Cowboys for Trump founder heads to Washington D.C. for Capitol riot trial
OTERO COUNTY, N.M. – Otero County commissioner Couy Griffin is in Washington, D.C. awaiting trial for his part in the attack on the Capitol building last Jan. 6.
He’s charged with disorderly conduct and knowingly entering restricted areas of the Capitol grounds. KOB 4 spoke with him this Sunday afternoon and he said he believes if the law is followed and applied impartially and without political influence, he should have a good day in court.
Griffin still stands by the fact that he went to a peaceful protest of the 2020 elections that day — he says he still believes there was fraud in them. He also said that there was nothing violent done anywhere close to him that day.

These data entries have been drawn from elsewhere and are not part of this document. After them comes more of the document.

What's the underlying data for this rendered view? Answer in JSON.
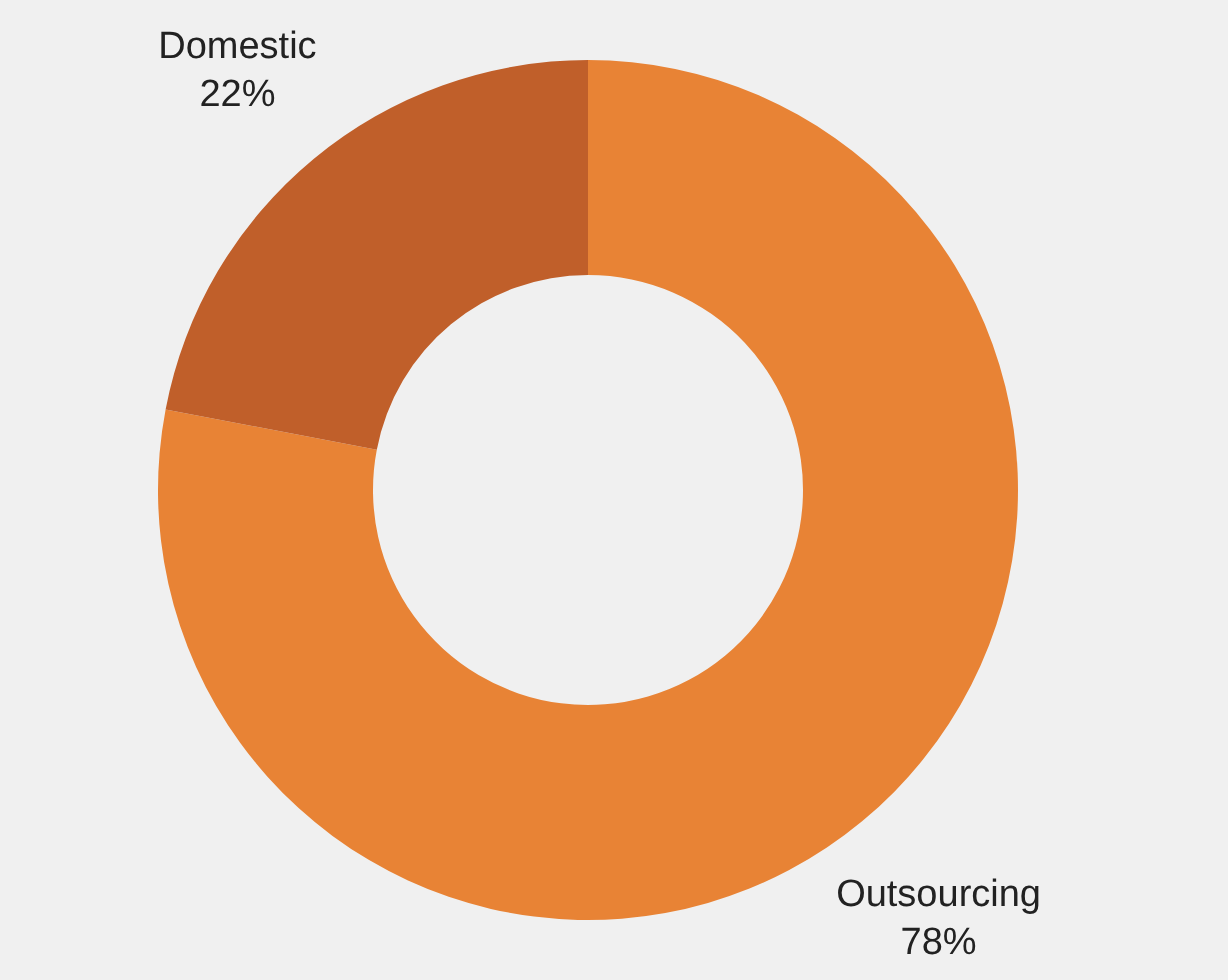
{
  "chart_data": {
    "type": "donut",
    "categories": [
      "Outsourcing",
      "Domestic"
    ],
    "values": [
      78,
      22
    ],
    "colors": [
      "#e88335",
      "#c05f2a"
    ],
    "value_labels": [
      "78%",
      "22%"
    ],
    "legend": false
  }
}
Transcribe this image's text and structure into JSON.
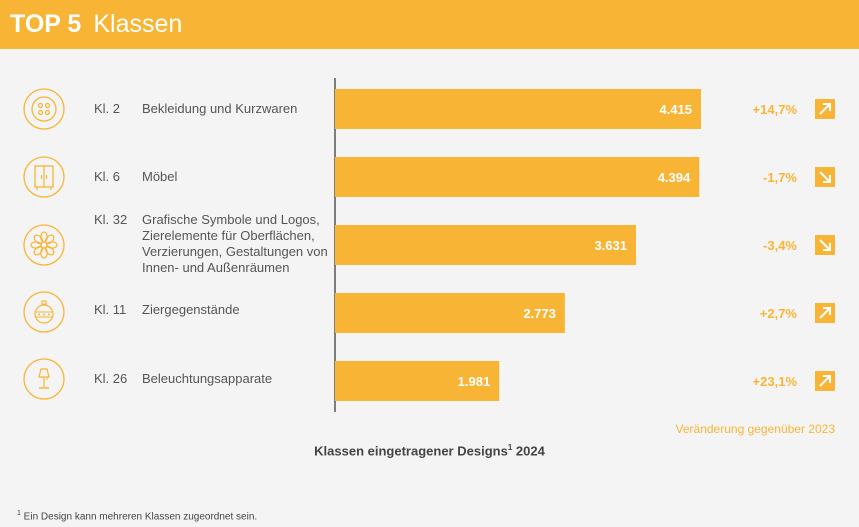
{
  "header": {
    "top": "TOP 5",
    "title": "Klassen"
  },
  "rows": [
    {
      "class_label": "Kl. 2",
      "name": "Bekleidung und Kurzwaren",
      "value_label": "4.415",
      "change": "+14,7%",
      "icon": "button-icon"
    },
    {
      "class_label": "Kl. 6",
      "name": "Möbel",
      "value_label": "4.394",
      "change": "-1,7%",
      "icon": "cabinet-icon"
    },
    {
      "class_label": "Kl. 32",
      "name": "Grafische Symbole und Logos, Zierelemente für Oberflächen, Verzierungen, Gestaltungen von Innen- und Außenräumen",
      "value_label": "3.631",
      "change": "-3,4%",
      "icon": "flower-ornament-icon"
    },
    {
      "class_label": "Kl. 11",
      "name": "Ziergegenstände",
      "value_label": "2.773",
      "change": "+2,7%",
      "icon": "bauble-icon"
    },
    {
      "class_label": "Kl. 26",
      "name": "Beleuchtungsapparate",
      "value_label": "1.981",
      "change": "+23,1%",
      "icon": "lamp-icon"
    }
  ],
  "change_note": "Veränderung gegenüber 2023",
  "caption": {
    "text": "Klassen eingetragener Designs",
    "sup": "1",
    "year": " 2024"
  },
  "footnote": {
    "sup": "1",
    "text": " Ein Design kann mehreren Klassen zugeordnet sein."
  },
  "colors": {
    "accent": "#f8b535",
    "bar": "#f8b535"
  },
  "chart_data": {
    "type": "bar",
    "orientation": "horizontal",
    "categories": [
      "Kl. 2",
      "Kl. 6",
      "Kl. 32",
      "Kl. 11",
      "Kl. 26"
    ],
    "values": [
      4415,
      4394,
      3631,
      2773,
      1981
    ],
    "change_vs_2023_percent": [
      14.7,
      -1.7,
      -3.4,
      2.7,
      23.1
    ],
    "title": "Klassen eingetragener Designs 2024"
  }
}
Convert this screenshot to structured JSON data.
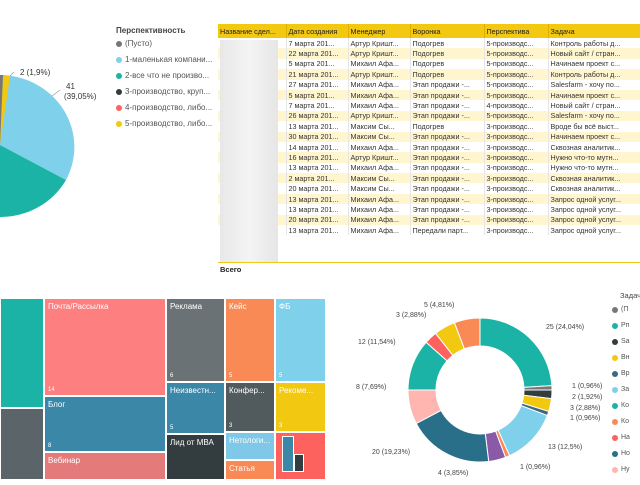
{
  "top_pie": {
    "legend_title": "Перспективность",
    "legend": [
      {
        "label": "(Пусто)",
        "color": "#777777"
      },
      {
        "label": "1-маленькая компани...",
        "color": "#7fd0ea"
      },
      {
        "label": "2-все что не произво...",
        "color": "#1ab3a6"
      },
      {
        "label": "3-производство, круп...",
        "color": "#333c3f"
      },
      {
        "label": "4-производство, либо...",
        "color": "#fd625e"
      },
      {
        "label": "5-производство, либо...",
        "color": "#f2c811"
      }
    ],
    "labels": [
      {
        "text": "2 (1,9%)"
      },
      {
        "text": "41"
      },
      {
        "text": "(39,05%)"
      }
    ]
  },
  "table": {
    "headers": [
      "Название сдел...",
      "Дата создания",
      "Менеджер",
      "Воронка",
      "Перспектива",
      "Задача"
    ],
    "rows": [
      [
        "",
        "7 марта 201...",
        "Артур Кришт...",
        "Подогрев",
        "5-производс...",
        "Контроль работы д..."
      ],
      [
        "",
        "22 марта 201...",
        "Артур Кришт...",
        "Подогрев",
        "5-производс...",
        "Новый сайт / стран..."
      ],
      [
        "",
        "5 марта 201...",
        "Михаил Афа...",
        "Подогрев",
        "5-производс...",
        "Начинаем проект с..."
      ],
      [
        "",
        "21 марта 201...",
        "Артур Кришт...",
        "Подогрев",
        "5-производс...",
        "Контроль работы д..."
      ],
      [
        "",
        "27 марта 201...",
        "Михаил Афа...",
        "Этап продажи -...",
        "5-производс...",
        "Salesfarm - хочу по..."
      ],
      [
        "",
        "5 марта 201...",
        "Михаил Афа...",
        "Этап продажи -...",
        "5-производс...",
        "Начинаем проект с..."
      ],
      [
        "",
        "7 марта 201...",
        "Михаил Афа...",
        "Этап продажи -...",
        "4-производс...",
        "Новый сайт / стран..."
      ],
      [
        "",
        "26 марта 201...",
        "Артур Кришт...",
        "Этап продажи -...",
        "5-производс...",
        "Salesfarm - хочу по..."
      ],
      [
        "",
        "13 марта 201...",
        "Максим Сы...",
        "Подогрев",
        "3-производс...",
        "Вроде бы всё выст..."
      ],
      [
        "",
        "30 марта 201...",
        "Максим Сы...",
        "Этап продажи -...",
        "3-производс...",
        "Начинаем проект с..."
      ],
      [
        "",
        "14 марта 201...",
        "Михаил Афа...",
        "Этап продажи -...",
        "3-производс...",
        "Сквозная аналитик..."
      ],
      [
        "",
        "16 марта 201...",
        "Артур Кришт...",
        "Этап продажи -...",
        "3-производс...",
        "Нужно что-то мутн..."
      ],
      [
        "",
        "13 марта 201...",
        "Михаил Афа...",
        "Этап продажи -...",
        "3-производс...",
        "Нужно что-то мутн..."
      ],
      [
        "",
        "2 марта 201...",
        "Максим Сы...",
        "Этап продажи -...",
        "3-производс...",
        "Сквозная аналитик..."
      ],
      [
        "",
        "20 марта 201...",
        "Максим Сы...",
        "Этап продажи -...",
        "3-производс...",
        "Сквозная аналитик..."
      ],
      [
        "",
        "13 марта 201...",
        "Михаил Афа...",
        "Этап продажи -...",
        "3-производс...",
        "Запрос одной услуг..."
      ],
      [
        "",
        "13 марта 201...",
        "Михаил Афа...",
        "Этап продажи -...",
        "3-производс...",
        "Запрос одной услуг..."
      ],
      [
        "",
        "20 марта 201...",
        "Михаил Афа...",
        "Этап продажи -...",
        "3-производс...",
        "Запрос одной услуг..."
      ],
      [
        "",
        "13 марта 201...",
        "Михаил Афа...",
        "Передали парт...",
        "3-производс...",
        "Запрос одной услуг..."
      ]
    ],
    "total_label": "Всего"
  },
  "treemap": {
    "tiles": [
      {
        "label": "",
        "count": "",
        "color": "#1ab3a6"
      },
      {
        "label": "",
        "count": "",
        "color": "#5b6468"
      },
      {
        "label": "Почта/Рассылка",
        "count": "14",
        "color": "#fd7f7f"
      },
      {
        "label": "Блог",
        "count": "8",
        "color": "#3a87a8"
      },
      {
        "label": "Вебинар",
        "count": "",
        "color": "#e57a7a"
      },
      {
        "label": "Реклама",
        "count": "6",
        "color": "#6b7275"
      },
      {
        "label": "Неизвестн...",
        "count": "5",
        "color": "#3a87a8"
      },
      {
        "label": "Лид от МВА",
        "count": "",
        "color": "#333c3f"
      },
      {
        "label": "Кейс",
        "count": "5",
        "color": "#fa8a55"
      },
      {
        "label": "Конфер...",
        "count": "3",
        "color": "#515a5d"
      },
      {
        "label": "Нетологи...",
        "count": "",
        "color": "#7fc8e8"
      },
      {
        "label": "Статья",
        "count": "",
        "color": "#fa8a55"
      },
      {
        "label": "ФБ",
        "count": "5",
        "color": "#7fd0ea"
      },
      {
        "label": "Рекоме...",
        "count": "3",
        "color": "#f2c811"
      },
      {
        "label": "",
        "count": "",
        "color": "#fd625e"
      },
      {
        "label": "",
        "count": "",
        "color": "#3a87a8"
      },
      {
        "label": "",
        "count": "",
        "color": "#333c3f"
      }
    ]
  },
  "donut": {
    "legend_title": "Задача",
    "legend": [
      {
        "label": "(П",
        "color": "#777777"
      },
      {
        "label": "Рп",
        "color": "#1ab3a6"
      },
      {
        "label": "Sa",
        "color": "#333c3f"
      },
      {
        "label": "Вн",
        "color": "#f2c811"
      },
      {
        "label": "Вр",
        "color": "#3a6a80"
      },
      {
        "label": "За",
        "color": "#7fd0ea"
      },
      {
        "label": "Ко",
        "color": "#1ab3a6"
      },
      {
        "label": "Ко",
        "color": "#fa8a55"
      },
      {
        "label": "На",
        "color": "#fd625e"
      },
      {
        "label": "Но",
        "color": "#2a6f8a"
      },
      {
        "label": "Ну",
        "color": "#ffb6b0"
      }
    ],
    "labels": [
      {
        "text": "25 (24,04%)"
      },
      {
        "text": "1 (0,96%)"
      },
      {
        "text": "2 (1,92%)"
      },
      {
        "text": "3 (2,88%)"
      },
      {
        "text": "1 (0,96%)"
      },
      {
        "text": "13 (12,5%)"
      },
      {
        "text": "1 (0,96%)"
      },
      {
        "text": "4 (3,85%)"
      },
      {
        "text": "20 (19,23%)"
      },
      {
        "text": "8 (7,69%)"
      },
      {
        "text": "12 (11,54%)"
      },
      {
        "text": "3 (2,88%)"
      },
      {
        "text": "5 (4,81%)"
      }
    ]
  }
}
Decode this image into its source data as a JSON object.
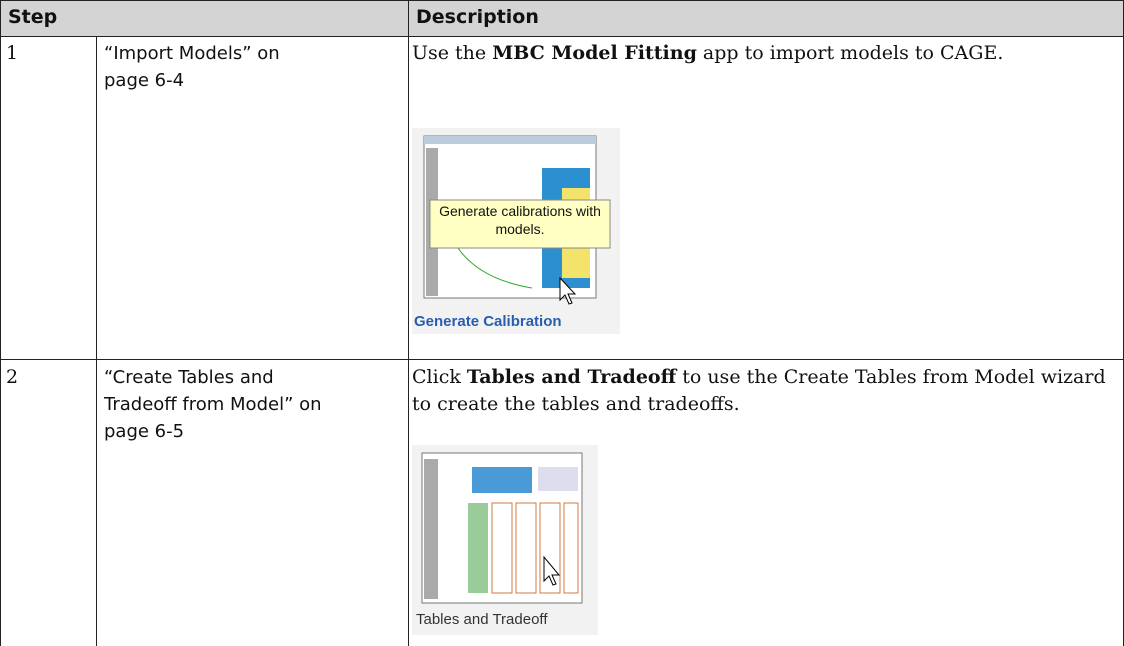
{
  "table": {
    "headers": [
      "Step",
      "Description"
    ],
    "rows": [
      {
        "step": "1",
        "link": "“Import Models” on page 6-4",
        "description": {
          "before": "Use the ",
          "bold": "MBC Model Fitting",
          "after": " app to import models to CAGE."
        },
        "image": {
          "tooltip": "Generate calibrations with models.",
          "caption": "Generate Calibration"
        }
      },
      {
        "step": "2",
        "link": "“Create Tables and Tradeoff from Model” on page 6-5",
        "description": {
          "before": "Click ",
          "bold": "Tables and Tradeoff",
          "after": " to use the Create Tables from Model wizard to create the tables and tradeoffs."
        },
        "image": {
          "caption": "Tables and Tradeoff"
        }
      }
    ]
  }
}
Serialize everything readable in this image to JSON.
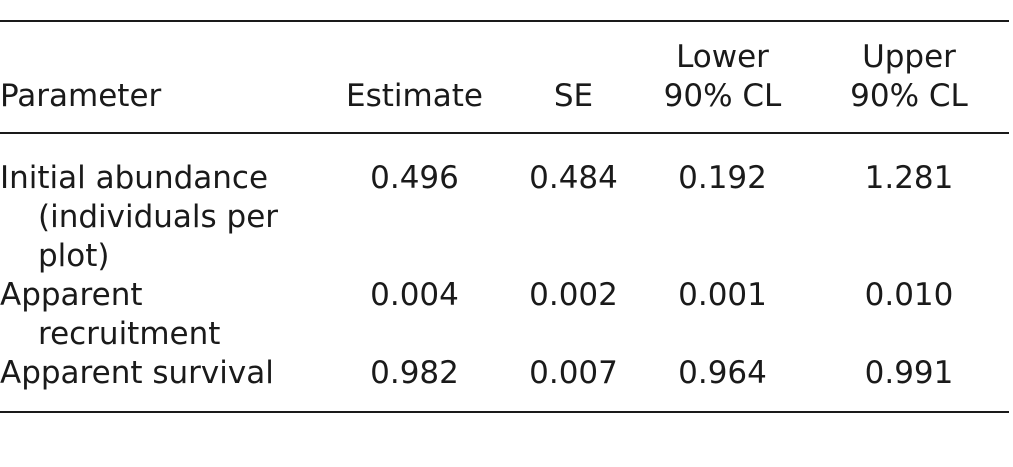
{
  "table": {
    "headers": {
      "parameter": "Parameter",
      "estimate": "Estimate",
      "se": "SE",
      "lower_line1": "Lower",
      "lower_line2": "90% CL",
      "upper_line1": "Upper",
      "upper_line2": "90% CL"
    },
    "rows": [
      {
        "parameter": "Initial abundance (individuals per plot)",
        "estimate": "0.496",
        "se": "0.484",
        "lower": "0.192",
        "upper": "1.281"
      },
      {
        "parameter": "Apparent recruitment",
        "estimate": "0.004",
        "se": "0.002",
        "lower": "0.001",
        "upper": "0.010"
      },
      {
        "parameter": "Apparent survival",
        "estimate": "0.982",
        "se": "0.007",
        "lower": "0.964",
        "upper": "0.991"
      }
    ]
  }
}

One of his lawyer’s arguments will center around the location of former Vice President Mike Pence last Jan. 6. Griffin says that will help prove that he was allowed to be in the area where he was that day.
"I never was told to leave, I never was told I couldn’t be there, and I never saw a sign that said I couldn’t be there. I thought that we the people own the property around the Capitol,” he said. "The opinion that the judge gives tomorrow isn’t just only about me but it’ll be about tens of thousands of others that are just like me that were standing outside of the Capitol."
However, documents from prosecutors show they plan to use video that Griffin posted to social media to prove he knowingly entered a restricted zone. Prosecutors say the man who shot that video of Griffin will testify.
Griffin’s case is now the second going to trial, while hundreds of people are charged in connection to the day.
"I’ve been tried, convicted, and sentenced for a crime that I haven’t even been able to have my day in court on. So I’m looking forward to tomorrow and you know you never want to count your chickens before they hatch but I believe all of ours are gonna hatch and we’re gonna have a great day,” said Griffin.
Prosecutors may also point to comments Griffin made at a county commissioners meeting days after the Jan. 6 attack.
Griffin is also the founder of Cowboys for Trump, and he’s facing a misdemeanor charge for a violation of the Campaign Reporting Act.
The Secretary of State ordered Griffin to register the organization as a political action committee, in order to comply with state law. Cowboys for Trump attempted to challenge the law, claiming the Secretary of State couldn’t order them to comply. That challenge failed.
So far, Griffin has failed to file any required reports, or pay a necessary fine.